Le 1er mars 2010, un texte voté au Parlement en janvier dernier transformera La Poste en société anonyme à capitaux publics au grand dam de ses employés et des partis de gauche, qui crient à la privatisation insidieuse. Le référendum organisé sur la question à l'automne 2009 et qui aura réuni 2,3 millions de votants en France, dont 15.329 Côte d'Oriens (dont 14.299 voix contre le changement de statut de La Poste), ainsi que les diverses grèves des employés, n'y auront rien changé. Alors pour se faire une raison, certains d'entre eux ont trouvé la parade : l'ironie ! Récit d'une "cliente" confrontée à la nouvelle politique maison...
Du rire...
"Il y a quelques jours, je devais passer à la poste pour envoyer un livre par colis.
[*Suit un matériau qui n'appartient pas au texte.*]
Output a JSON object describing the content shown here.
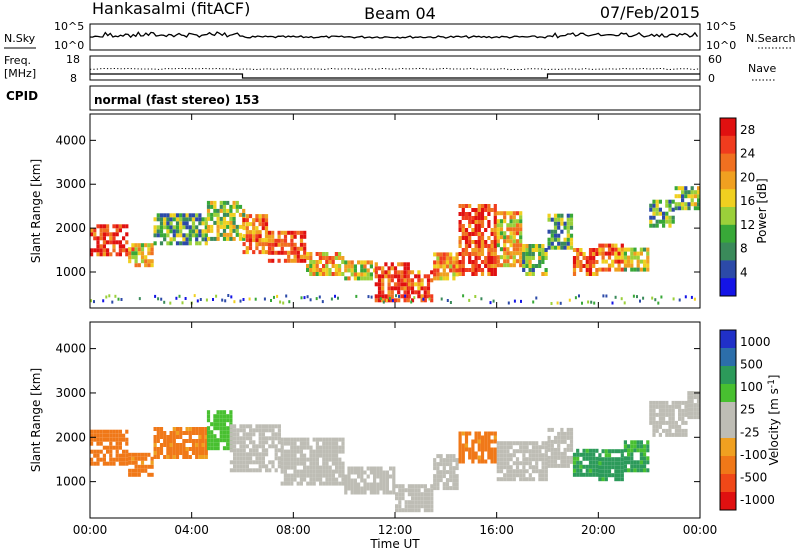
{
  "header": {
    "station": "Hankasalmi (fitACF)",
    "beam": "Beam 04",
    "date": "07/Feb/2015"
  },
  "top_panels": {
    "nsky_label": "N.Sky",
    "nsky_tick_top": "10^5",
    "nsky_tick_bottom": "10^0",
    "nsearch_label": "N.Search",
    "freq_label_line1": "Freq.",
    "freq_label_line2": "[MHz]",
    "freq_tick_top": "18",
    "freq_tick_bottom": "8",
    "nave_tick_top": "60",
    "nave_tick_bottom": "0",
    "nave_label": "Nave",
    "cpid_label": "CPID",
    "cpid_text": "normal (fast stereo) 153"
  },
  "colors": {
    "power_scale": [
      "#1414e6",
      "#2c4aa8",
      "#3a8a5a",
      "#38a838",
      "#9bd03a",
      "#f0d020",
      "#f0a020",
      "#f07020",
      "#f03c1e",
      "#e01010"
    ],
    "velocity_scale": [
      "#e01010",
      "#f04818",
      "#f07818",
      "#f0a020",
      "#bebdb5",
      "#bebdb5",
      "#48c030",
      "#2c9a5a",
      "#2c6eaa",
      "#2030c8"
    ],
    "ground_scatter": "#bebdb5"
  },
  "chart_data": [
    {
      "type": "heatmap",
      "name": "power",
      "ylabel": "Slant Range [km]",
      "xlabel": "",
      "ylim": [
        180,
        4600
      ],
      "xlim_hours": [
        0,
        24
      ],
      "yticks": [
        "1000",
        "2000",
        "3000",
        "4000"
      ],
      "ytick_values": [
        1000,
        2000,
        3000,
        4000
      ],
      "colorbar_label": "Power [dB]",
      "colorbar_ticks": [
        "4",
        "8",
        "12",
        "16",
        "20",
        "24",
        "28"
      ],
      "value_range": [
        0,
        30
      ],
      "bands": [
        [
          0,
          1450,
          2150,
          26
        ],
        [
          1.5,
          1200,
          1700,
          18
        ],
        [
          2.5,
          1700,
          2350,
          10
        ],
        [
          4.6,
          1800,
          2700,
          14
        ],
        [
          6,
          1500,
          2400,
          22
        ],
        [
          7,
          1300,
          2000,
          25
        ],
        [
          8.5,
          1000,
          1500,
          18
        ],
        [
          10,
          900,
          1300,
          16
        ],
        [
          11.2,
          400,
          1300,
          26
        ],
        [
          12.5,
          400,
          1100,
          24
        ],
        [
          13.5,
          900,
          1500,
          20
        ],
        [
          14.5,
          1000,
          2600,
          25
        ],
        [
          16,
          1200,
          2400,
          18
        ],
        [
          17,
          1000,
          1700,
          12
        ],
        [
          18,
          1600,
          2400,
          10
        ],
        [
          19,
          1000,
          1600,
          24
        ],
        [
          20,
          1100,
          1700,
          23
        ],
        [
          21,
          1100,
          1600,
          14
        ],
        [
          22,
          2100,
          2700,
          10
        ],
        [
          23,
          2500,
          3000,
          12
        ],
        [
          24,
          2600,
          3000,
          10
        ]
      ]
    },
    {
      "type": "heatmap",
      "name": "velocity",
      "ylabel": "Slant Range [km]",
      "xlabel": "Time UT",
      "ylim": [
        180,
        4600
      ],
      "xlim_hours": [
        0,
        24
      ],
      "xticks": [
        "00:00",
        "04:00",
        "08:00",
        "12:00",
        "16:00",
        "20:00",
        "00:00"
      ],
      "xtick_hours": [
        0,
        4,
        8,
        12,
        16,
        20,
        24
      ],
      "yticks": [
        "1000",
        "2000",
        "3000",
        "4000"
      ],
      "ytick_values": [
        1000,
        2000,
        3000,
        4000
      ],
      "colorbar_label": "Velocity [m s^-1]",
      "colorbar_ticks": [
        "1000",
        "500",
        "100",
        "25",
        "-25",
        "-100",
        "-500",
        "-1000"
      ],
      "scatter_blocks": [
        [
          0,
          1450,
          2200,
          -300
        ],
        [
          1.5,
          1200,
          1700,
          -200
        ],
        [
          2.5,
          1600,
          2300,
          -150
        ],
        [
          4.6,
          1800,
          2700,
          60
        ],
        [
          5.5,
          1300,
          2300,
          0
        ],
        [
          7.5,
          1000,
          2000,
          0
        ],
        [
          10,
          800,
          1400,
          0
        ],
        [
          12,
          400,
          1000,
          0
        ],
        [
          13.5,
          900,
          1700,
          0
        ],
        [
          14.5,
          1500,
          2200,
          -200
        ],
        [
          16,
          1100,
          2000,
          0
        ],
        [
          18,
          1400,
          2300,
          0
        ],
        [
          19,
          1200,
          1800,
          150
        ],
        [
          20,
          1100,
          1800,
          200
        ],
        [
          21,
          1300,
          2000,
          120
        ],
        [
          22,
          2100,
          2900,
          0
        ],
        [
          23.5,
          2500,
          3100,
          0
        ]
      ]
    }
  ]
}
Je repoussais un peu le moment redoutant les files d'attente légendaires de l'institution ancestrale... Je me lance et pousse la porte d'une agence à Dijon. Un constat étrange me saute alors aux yeux : il n'y a personne. Quelle veine alors ! Une dame âgée termine tout juste son opération laissant le guichet rien qu'à moi. Voilà une belle journée qui s'annonce...
- Bonjour monsieur, j'aimerais envoyer ce livre par colis s'il vous plaît.
- Vous savez combien il pèse ?
- Ah non...
Le guichetier, d'une cinquantaine d'années à vue d'œil, s'empare du livre, le pose sur la balance, sort de sa guitoune pour aller chercher dans les allées l'enveloppe correspondante et revient à moi.
- La prochaine fois, je saurai que c'est du libre service...
- Non, on peut encore se rendre utile ! Et sinon vous ne voudriez pas d'une recharge de téléphone Orange ?, lance-t-il d'un air chafouin.
- Euh, non pas trop...
- Mais si, mais si. Regardez, si vous achetez une recharge, vous recevez en cadeau ce magnifique cadre photo en forme de cœur ! C'est spécial Saint Valentin cette semaine !
Le guichetier sort en effet de son tiroir un cadre rouge comportant une photo d'un couple semblant fort heureux et amoureux... La scène est incongrue et je ne peux inévitablement m'empêcher de rire.
- Non non, vraiment, je crois que je vais me passer de la recharge téléphonique !
- Oui mais si vous en preniez deux, j'étais prêt à vous offrir en plus du cadre cette formidable bougie également en forme de cœur ! Ça ferait un beau cadeau pour votre amoureux, non ?
- C'est vraiment gentil mais je crois que je vais m'arrêter à l'envoi de mon colis. Ah si, j'allais oublier ! J'aurais besoin de quatre timbres s'il vous plaît.
- Comment, vous avez dit avoir besoin d'une recharge téléphonique ?
... Aux larmes
Cette fois-ci, j'éclate de rire. Le guichetier, tout sourire, sort quatre timbres d'un classeur datant certainement d'avant-guerre vu son allure délabrée. Le temps que je reprenne un semblant de sérieux, le monsieur m'a encaissée et me souhaite de passer une bonne journée. Je repars, le cœur réchauffé en cette froide journée d'hiver. Je traverse les allées de l'agence en passant devant les présentoirs sur lesquels figurent toutes sortes d'objets.
Tout à coup, je prends conscience du drame qui vient de se jouer. Les voiturettes jaunes siglées La Poste, à offrir aux enfants, et les boîtes aux lettres miniatures révèlent le malaise. Je suis dans un supermarché où chaque timbre, chaque enveloppe est en libre-service. Les anciens PTT sont bel et bien morts. Et celui qui fut guichetier jadis n'a d'autre choix aujourd'hui que d'être commercial. L'humour en parade pour mieux faire passer la pilule, pas plus pour le client que pour lui-même... On en rira bien un jour, non ? Peut-être pas... ".